À Pont-du-Château, un maire (presque) seul contre tous pour l’accueil de mineurs non accompagnés

Par Clara GAZEL

Le projet d’ouverture d’un centre d’accueil pour mineurs non accompagnés à Pont-du-Château (Puy-de-Dôme) divise élus et habitants depuis plusieurs semaines. Ce débat local, instrumentalisé par l’extrême droite, illustre le rejet grandissant de la prise en charge des mineurs étrangers en France et met en lumière le sentiment d’abandon des maires exposés à ces tensions.

À Pont-du-Château, façade de l’hôtel-restaurant L’Estredelle fermé depuis plusieurs années et choisi pour accueillir des mineurs non accompagnés.
À Pont-du-Château, l’établissement hôtelier L’Estredelle, fermé depuis plusieurs années, est le lieu choisi par l’Anras pour l’implantation d’un centre d’accueil pour mineurs non accompagnés. Crédit : Clara Gazel.

« Si dans mon groupe je suis mis en minorité pour l’accueil de ce centre, alors je quitterai mon poste de maire. » À Pont-du-Château, non loin de Clermont-Ferrand, Patrick Perrin, premier édile de la commune divers gauche (DVG), tire la sonnette d’alarme et menace de démissionner. À l’origine de la vive polémique déclenchée en décembre dernier, le projet porté par l’Association nationale de recherche et d’action solidaire (Anras), qui prévoit de racheter puis de transformer un ancien hôtel-restaurant en centre d’accueil pour mineurs non accompagnés. La divulgation de cette information, relayée sur les réseaux sociaux par un élu d’opposition, a déclenché une vague de réactions et une récupération politique par l’extrême droite.

L’initiative, lancée dès 2019 par l’Anras en réponse à un appel à projet conduit par le département du Puy-de-Dôme, vise à accueillir 39 mineurs non accompagnés. L’objectif : permettre à ces jeunes une mise à l’abri dans le cadre d’un accueil provisoire d’urgence et d’un premier accompagnement social. Pour ce faire, l’association a porté son choix sur L’Estredelle, un ancien hôtel-restaurant fermé depuis cinq ans, qui « coche toutes les cases pour accueillir dignement ces jeunes », selon Patrick Perrin.

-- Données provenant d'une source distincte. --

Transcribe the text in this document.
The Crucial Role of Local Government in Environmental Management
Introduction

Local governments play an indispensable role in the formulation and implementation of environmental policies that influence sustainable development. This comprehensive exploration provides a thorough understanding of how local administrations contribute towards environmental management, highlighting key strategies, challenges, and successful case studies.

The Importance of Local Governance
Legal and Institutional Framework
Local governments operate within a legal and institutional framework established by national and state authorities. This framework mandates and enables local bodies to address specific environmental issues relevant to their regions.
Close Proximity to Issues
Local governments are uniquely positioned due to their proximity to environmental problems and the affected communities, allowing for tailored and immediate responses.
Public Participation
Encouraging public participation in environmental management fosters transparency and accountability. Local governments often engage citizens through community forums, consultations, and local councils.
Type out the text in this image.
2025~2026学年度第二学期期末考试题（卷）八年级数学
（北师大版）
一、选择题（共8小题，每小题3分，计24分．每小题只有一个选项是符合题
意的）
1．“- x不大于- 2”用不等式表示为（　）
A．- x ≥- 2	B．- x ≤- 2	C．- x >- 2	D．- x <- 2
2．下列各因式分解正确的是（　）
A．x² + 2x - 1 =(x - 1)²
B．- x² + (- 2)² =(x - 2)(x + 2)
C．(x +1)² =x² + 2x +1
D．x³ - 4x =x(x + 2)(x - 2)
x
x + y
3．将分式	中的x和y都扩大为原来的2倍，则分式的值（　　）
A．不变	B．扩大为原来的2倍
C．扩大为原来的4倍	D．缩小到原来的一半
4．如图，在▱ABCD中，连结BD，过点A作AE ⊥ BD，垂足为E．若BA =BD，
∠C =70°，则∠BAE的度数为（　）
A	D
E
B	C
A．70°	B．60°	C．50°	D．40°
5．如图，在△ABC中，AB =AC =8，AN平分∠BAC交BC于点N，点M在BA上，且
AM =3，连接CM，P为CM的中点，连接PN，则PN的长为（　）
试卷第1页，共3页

Opposition et instrumentalisation par l’extrême droite

Le choix est cependant loin de faire l’unanimité au sein des oppositions politiques. « Cet établissement, situé au bord de l’Allier, est un atout touristique capital pour développer l’attractivité de la commune », dénonce Christophe Cescut, élu divers droite (DVD). C’est lui qui, par un post Facebook, a enflammé le débat et ouvert la voie à une mobilisation et une récupération politique par l’extrême droite.

capture d’écran du post Facebook de Christophe Cescut, élu d'opposition à Pont-du-Château.
Capture d’écran du post Facebook de Christophe Cescut, élu d’opposition à Pont-du-Château. Crédit : Christophe Cescut.

La contestation s’est amplifiée après un appel à manifester « contre l’arrivée des migrants », lancé sur les réseaux sociaux. Le 20 décembre, les opposants au projet se sont rassemblés devant la mairie de Pont-du-Château. Parmi eux figuraient des membres du groupuscule d’extrême-droite Clermont non conforme et son leader, Tristan Arnaud, condamné à deux ans de prison, dont un ferme, pour avoir agressé un militant antifasciste à Clermont-Ferrand.

Brandissant banderoles et pancartes, les opposants et les partisans au projet de centre d’accueil se font face lors du rassemblement devant la mairie de Pont-du-Château.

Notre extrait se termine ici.